Deliverable: A perl file called lastname_firstname_final_2.pl that I can run by typing "perl FILENAME". It should open your file lastname_firstname_cities.txt from the current directory (DO NOT put a full path to the file in your code. Just use the file name so it will work on my system). It should output a file lastname_firstname_latlon.txt that has one latitude/longitude pair on each line with its corresponding count that matches with the city/state on each line of your lastname_firstname_cities.txt file.

Creating a Heatmap

You can use your list of lat/lon coordinates and counts to make a heatmap. This is also done with the Google Maps API. Details on using the API to create a heatmap are available here. I suggest you copy their sample HTML and create a perl file that prints out that HTML, replacing the points they have listed with the points from your data. You should also review the documentation to do weighted data points. Your points should be weighted with the counts that you have been tracking.

At the end of this, you should have an HTML document that I can open and see a heatmap of UFO sites.

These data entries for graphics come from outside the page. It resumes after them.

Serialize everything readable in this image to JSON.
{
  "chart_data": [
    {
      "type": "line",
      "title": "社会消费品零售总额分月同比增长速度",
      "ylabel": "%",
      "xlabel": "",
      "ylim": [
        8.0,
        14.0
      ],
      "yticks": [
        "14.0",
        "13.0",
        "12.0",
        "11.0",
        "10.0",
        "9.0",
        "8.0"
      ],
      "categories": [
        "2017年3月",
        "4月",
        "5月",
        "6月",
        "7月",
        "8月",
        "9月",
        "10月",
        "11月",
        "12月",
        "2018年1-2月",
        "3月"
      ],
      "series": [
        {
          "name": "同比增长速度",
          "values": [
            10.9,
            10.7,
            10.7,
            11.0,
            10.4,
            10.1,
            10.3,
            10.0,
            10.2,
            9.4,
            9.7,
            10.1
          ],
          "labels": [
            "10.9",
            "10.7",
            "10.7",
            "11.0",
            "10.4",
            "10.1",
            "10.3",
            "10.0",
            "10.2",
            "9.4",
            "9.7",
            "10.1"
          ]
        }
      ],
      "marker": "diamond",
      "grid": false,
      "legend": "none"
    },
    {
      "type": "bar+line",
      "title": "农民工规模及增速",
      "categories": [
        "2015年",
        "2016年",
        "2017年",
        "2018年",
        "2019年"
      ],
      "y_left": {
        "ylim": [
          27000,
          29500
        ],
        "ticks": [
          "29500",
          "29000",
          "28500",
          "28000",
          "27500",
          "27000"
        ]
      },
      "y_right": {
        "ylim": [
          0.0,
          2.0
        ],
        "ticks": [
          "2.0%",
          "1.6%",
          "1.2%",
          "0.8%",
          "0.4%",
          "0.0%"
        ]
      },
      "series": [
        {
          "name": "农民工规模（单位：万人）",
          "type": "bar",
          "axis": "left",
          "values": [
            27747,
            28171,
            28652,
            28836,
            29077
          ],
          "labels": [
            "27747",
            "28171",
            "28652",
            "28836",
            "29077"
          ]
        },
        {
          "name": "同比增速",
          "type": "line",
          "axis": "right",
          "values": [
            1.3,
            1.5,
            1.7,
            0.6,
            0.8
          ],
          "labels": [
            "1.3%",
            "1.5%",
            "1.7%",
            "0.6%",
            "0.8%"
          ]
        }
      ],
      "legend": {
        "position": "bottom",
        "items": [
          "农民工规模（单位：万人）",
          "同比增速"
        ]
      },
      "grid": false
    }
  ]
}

Deliverable: A perl file called lastname_firstname_final_3.pl that I can run by typing "perl FILENAME". It should open your file lastname_firstname_latlon.txt from the current directory (DO NOT put a full path to the file in your code. Just use the file name so it will work on my system). It should output a file called lastname_firstname.html. When I open the html file, it should show me a heatmap of the UFO sightings.

Presentation

Since we will all be immersed in the world of UFO reports, our final class will be dedicated to exploring this data more deeply. You will give a 5-7 minute presentation on one of the following:

  • A location where there is high UFO activity and what might explain that
  • A specific UFO sighting incident from the database. You can pick any incident or a set of them. Note that the database is indexed by date, so high occurrences for a month might indicate many reports about the same UFO sighting.
  • A class/type of sighting. You'll see that the database is indexed by shape. You could investigate one of these types and explain theories about it.

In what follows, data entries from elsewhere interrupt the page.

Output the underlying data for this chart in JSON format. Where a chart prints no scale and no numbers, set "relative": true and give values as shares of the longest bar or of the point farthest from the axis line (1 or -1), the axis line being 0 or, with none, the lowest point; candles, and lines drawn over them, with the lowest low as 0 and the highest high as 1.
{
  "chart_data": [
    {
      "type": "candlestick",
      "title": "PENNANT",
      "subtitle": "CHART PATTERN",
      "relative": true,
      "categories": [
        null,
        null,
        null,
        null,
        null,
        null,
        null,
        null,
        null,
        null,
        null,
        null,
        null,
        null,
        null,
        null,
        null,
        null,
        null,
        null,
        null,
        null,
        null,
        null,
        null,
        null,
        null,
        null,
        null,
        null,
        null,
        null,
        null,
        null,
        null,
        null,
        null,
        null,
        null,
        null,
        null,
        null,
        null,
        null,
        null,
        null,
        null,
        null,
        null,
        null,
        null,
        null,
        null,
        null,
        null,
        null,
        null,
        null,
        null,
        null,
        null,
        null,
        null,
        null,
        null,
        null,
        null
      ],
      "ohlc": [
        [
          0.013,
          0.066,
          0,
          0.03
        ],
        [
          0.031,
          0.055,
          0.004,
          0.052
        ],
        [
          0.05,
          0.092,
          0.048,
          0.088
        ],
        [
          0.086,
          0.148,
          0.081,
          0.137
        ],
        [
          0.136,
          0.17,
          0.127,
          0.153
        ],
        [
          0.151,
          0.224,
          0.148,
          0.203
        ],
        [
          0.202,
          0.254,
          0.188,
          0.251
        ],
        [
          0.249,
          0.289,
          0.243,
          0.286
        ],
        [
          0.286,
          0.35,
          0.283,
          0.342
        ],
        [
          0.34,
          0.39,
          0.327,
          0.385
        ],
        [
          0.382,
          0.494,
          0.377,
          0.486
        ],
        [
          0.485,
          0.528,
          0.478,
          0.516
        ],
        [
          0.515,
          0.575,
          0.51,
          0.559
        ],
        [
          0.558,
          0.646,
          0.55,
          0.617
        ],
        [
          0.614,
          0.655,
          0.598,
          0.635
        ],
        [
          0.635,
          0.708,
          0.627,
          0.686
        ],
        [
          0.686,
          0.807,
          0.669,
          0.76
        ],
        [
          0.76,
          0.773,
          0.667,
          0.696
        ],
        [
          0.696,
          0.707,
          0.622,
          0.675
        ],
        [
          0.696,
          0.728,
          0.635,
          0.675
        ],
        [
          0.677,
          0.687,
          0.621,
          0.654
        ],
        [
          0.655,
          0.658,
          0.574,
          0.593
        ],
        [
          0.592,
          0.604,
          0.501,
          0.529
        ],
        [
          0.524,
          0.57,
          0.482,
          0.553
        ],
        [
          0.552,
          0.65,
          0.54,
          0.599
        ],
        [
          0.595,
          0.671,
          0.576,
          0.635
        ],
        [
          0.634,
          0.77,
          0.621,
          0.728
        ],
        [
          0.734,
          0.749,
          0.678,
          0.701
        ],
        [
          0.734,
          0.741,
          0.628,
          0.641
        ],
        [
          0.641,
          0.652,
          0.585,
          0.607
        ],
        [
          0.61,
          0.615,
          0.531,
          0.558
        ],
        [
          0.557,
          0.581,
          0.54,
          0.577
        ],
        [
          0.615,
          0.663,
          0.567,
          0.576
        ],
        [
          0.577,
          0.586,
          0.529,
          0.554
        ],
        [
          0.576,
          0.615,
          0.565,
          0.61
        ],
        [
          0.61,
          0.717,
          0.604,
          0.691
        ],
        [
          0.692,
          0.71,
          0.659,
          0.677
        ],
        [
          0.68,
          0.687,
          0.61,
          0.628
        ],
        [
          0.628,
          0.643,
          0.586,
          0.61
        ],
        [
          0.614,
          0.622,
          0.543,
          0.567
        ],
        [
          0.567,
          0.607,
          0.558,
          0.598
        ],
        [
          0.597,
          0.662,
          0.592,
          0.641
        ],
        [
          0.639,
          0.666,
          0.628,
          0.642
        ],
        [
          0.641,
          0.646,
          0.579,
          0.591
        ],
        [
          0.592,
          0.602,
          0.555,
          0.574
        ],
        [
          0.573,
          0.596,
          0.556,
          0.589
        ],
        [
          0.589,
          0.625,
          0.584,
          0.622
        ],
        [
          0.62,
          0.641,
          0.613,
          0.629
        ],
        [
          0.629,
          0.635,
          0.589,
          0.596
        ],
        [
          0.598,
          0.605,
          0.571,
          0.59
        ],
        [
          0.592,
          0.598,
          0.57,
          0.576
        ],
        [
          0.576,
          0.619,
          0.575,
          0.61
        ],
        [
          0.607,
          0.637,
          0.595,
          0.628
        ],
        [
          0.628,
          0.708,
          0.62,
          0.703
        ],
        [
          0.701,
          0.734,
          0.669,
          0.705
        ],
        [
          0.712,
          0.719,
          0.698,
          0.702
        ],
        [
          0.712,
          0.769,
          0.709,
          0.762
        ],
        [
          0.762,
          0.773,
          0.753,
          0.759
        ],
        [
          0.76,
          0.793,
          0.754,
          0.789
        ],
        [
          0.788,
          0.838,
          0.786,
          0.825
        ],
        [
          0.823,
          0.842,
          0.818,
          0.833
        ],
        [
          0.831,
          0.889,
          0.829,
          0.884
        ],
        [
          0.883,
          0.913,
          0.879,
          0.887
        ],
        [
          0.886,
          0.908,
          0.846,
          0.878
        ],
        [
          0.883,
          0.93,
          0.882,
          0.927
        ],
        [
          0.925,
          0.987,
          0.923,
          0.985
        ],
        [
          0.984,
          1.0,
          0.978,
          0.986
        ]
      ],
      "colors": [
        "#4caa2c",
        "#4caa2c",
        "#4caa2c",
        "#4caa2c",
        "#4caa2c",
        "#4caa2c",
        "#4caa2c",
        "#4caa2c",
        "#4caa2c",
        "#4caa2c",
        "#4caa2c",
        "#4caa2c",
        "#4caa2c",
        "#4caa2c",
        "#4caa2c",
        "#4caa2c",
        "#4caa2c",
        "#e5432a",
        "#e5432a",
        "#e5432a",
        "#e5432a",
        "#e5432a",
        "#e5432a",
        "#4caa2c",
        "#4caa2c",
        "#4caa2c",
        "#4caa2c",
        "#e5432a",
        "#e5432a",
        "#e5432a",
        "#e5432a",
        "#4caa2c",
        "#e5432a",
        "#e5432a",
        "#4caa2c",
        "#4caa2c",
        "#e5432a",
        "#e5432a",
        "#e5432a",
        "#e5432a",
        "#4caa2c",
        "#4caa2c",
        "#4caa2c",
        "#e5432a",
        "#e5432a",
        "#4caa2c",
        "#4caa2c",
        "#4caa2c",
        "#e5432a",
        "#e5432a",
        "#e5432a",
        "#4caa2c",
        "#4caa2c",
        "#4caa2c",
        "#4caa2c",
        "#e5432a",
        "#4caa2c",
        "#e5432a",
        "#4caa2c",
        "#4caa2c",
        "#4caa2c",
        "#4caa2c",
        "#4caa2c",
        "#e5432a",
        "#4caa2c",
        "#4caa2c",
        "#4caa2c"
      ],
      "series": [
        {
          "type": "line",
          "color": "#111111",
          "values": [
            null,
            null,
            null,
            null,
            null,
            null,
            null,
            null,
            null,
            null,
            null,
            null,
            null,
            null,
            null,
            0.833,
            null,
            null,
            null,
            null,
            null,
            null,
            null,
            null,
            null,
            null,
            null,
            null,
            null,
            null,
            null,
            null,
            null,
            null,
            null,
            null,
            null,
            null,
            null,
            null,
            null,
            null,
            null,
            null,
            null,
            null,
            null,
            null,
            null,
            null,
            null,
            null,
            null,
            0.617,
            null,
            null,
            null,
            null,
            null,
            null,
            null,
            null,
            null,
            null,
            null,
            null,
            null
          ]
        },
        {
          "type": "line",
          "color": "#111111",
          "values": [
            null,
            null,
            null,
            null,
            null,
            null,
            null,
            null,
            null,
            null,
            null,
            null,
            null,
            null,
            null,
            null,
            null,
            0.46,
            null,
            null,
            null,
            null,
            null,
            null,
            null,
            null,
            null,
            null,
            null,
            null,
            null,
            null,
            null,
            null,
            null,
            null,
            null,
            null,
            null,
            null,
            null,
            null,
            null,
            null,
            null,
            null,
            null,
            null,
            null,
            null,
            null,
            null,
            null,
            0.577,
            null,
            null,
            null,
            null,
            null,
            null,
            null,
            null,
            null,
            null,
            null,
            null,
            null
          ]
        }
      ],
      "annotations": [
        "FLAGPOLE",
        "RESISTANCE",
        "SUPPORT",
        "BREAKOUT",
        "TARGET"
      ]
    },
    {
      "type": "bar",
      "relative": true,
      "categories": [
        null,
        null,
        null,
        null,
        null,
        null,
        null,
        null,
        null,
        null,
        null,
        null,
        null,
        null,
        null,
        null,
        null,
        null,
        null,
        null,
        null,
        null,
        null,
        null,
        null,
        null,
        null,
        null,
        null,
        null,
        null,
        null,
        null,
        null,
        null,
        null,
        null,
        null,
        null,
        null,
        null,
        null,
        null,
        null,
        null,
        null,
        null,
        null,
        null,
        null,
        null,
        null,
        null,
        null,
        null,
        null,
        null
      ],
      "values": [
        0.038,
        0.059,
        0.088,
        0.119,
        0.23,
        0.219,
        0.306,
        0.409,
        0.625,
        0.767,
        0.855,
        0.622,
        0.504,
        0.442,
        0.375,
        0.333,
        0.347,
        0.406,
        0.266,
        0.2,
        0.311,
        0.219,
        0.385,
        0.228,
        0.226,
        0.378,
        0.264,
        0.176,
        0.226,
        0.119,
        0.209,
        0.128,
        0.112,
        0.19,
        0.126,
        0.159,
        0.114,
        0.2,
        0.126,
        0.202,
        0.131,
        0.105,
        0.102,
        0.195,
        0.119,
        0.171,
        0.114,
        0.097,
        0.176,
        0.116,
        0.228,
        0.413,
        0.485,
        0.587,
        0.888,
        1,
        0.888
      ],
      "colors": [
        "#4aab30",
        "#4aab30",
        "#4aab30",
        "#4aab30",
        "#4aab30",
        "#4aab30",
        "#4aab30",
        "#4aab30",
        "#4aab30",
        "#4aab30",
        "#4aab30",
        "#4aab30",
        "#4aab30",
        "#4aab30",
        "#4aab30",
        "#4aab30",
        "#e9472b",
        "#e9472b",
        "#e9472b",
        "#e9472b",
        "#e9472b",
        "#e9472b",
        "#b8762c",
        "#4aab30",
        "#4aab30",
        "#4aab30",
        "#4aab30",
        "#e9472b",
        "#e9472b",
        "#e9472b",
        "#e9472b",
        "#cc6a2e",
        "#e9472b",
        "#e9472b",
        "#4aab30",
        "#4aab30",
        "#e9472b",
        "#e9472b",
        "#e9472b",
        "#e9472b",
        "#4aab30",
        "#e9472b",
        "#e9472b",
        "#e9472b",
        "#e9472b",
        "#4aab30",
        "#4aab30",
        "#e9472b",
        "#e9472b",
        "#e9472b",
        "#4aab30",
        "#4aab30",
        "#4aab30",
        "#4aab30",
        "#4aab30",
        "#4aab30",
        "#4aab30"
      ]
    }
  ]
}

If you have another UFO related topic you'd like to explore, let me know.

Note: you do not have to believe aliens are visiting us for this project. This is about exploring a semi-structured dataset and the presentations augment that numeric data that we are processing in perl with a deeper content-based exploration. While the topic here is admittedly a bit silly, this process is representative of how you should do most analysis. We could, for example, be extracting information from the Enron email dataset and plotting that in a visualization system, followed by reading emails and processing the content (this is, in fact, the subject of many academic papers and a big assignment I give in my network analysis class). In other words: don't be fooled by this whimsical topic. This final is giving you practice with all stages of web data processing with code and deeper contextual analysis you need to be a thoughtful analyst.

You will be graded on how interesting your presentation is, so practice and make it fun. Feel free to incorporate existing video clips, photos, and reports (but don't just show us a 5 minute youtube video someone else made!).

Deadlines

  1. UFO Sightings Deliverable - 11/22
  2. Converting to Lat/Lon Deliverable - 11/29
  3. Heatmap Deliverable - 12/6
  4. Final Presentation - 12/6

Grading

25% for each of the items listed under Deadlines.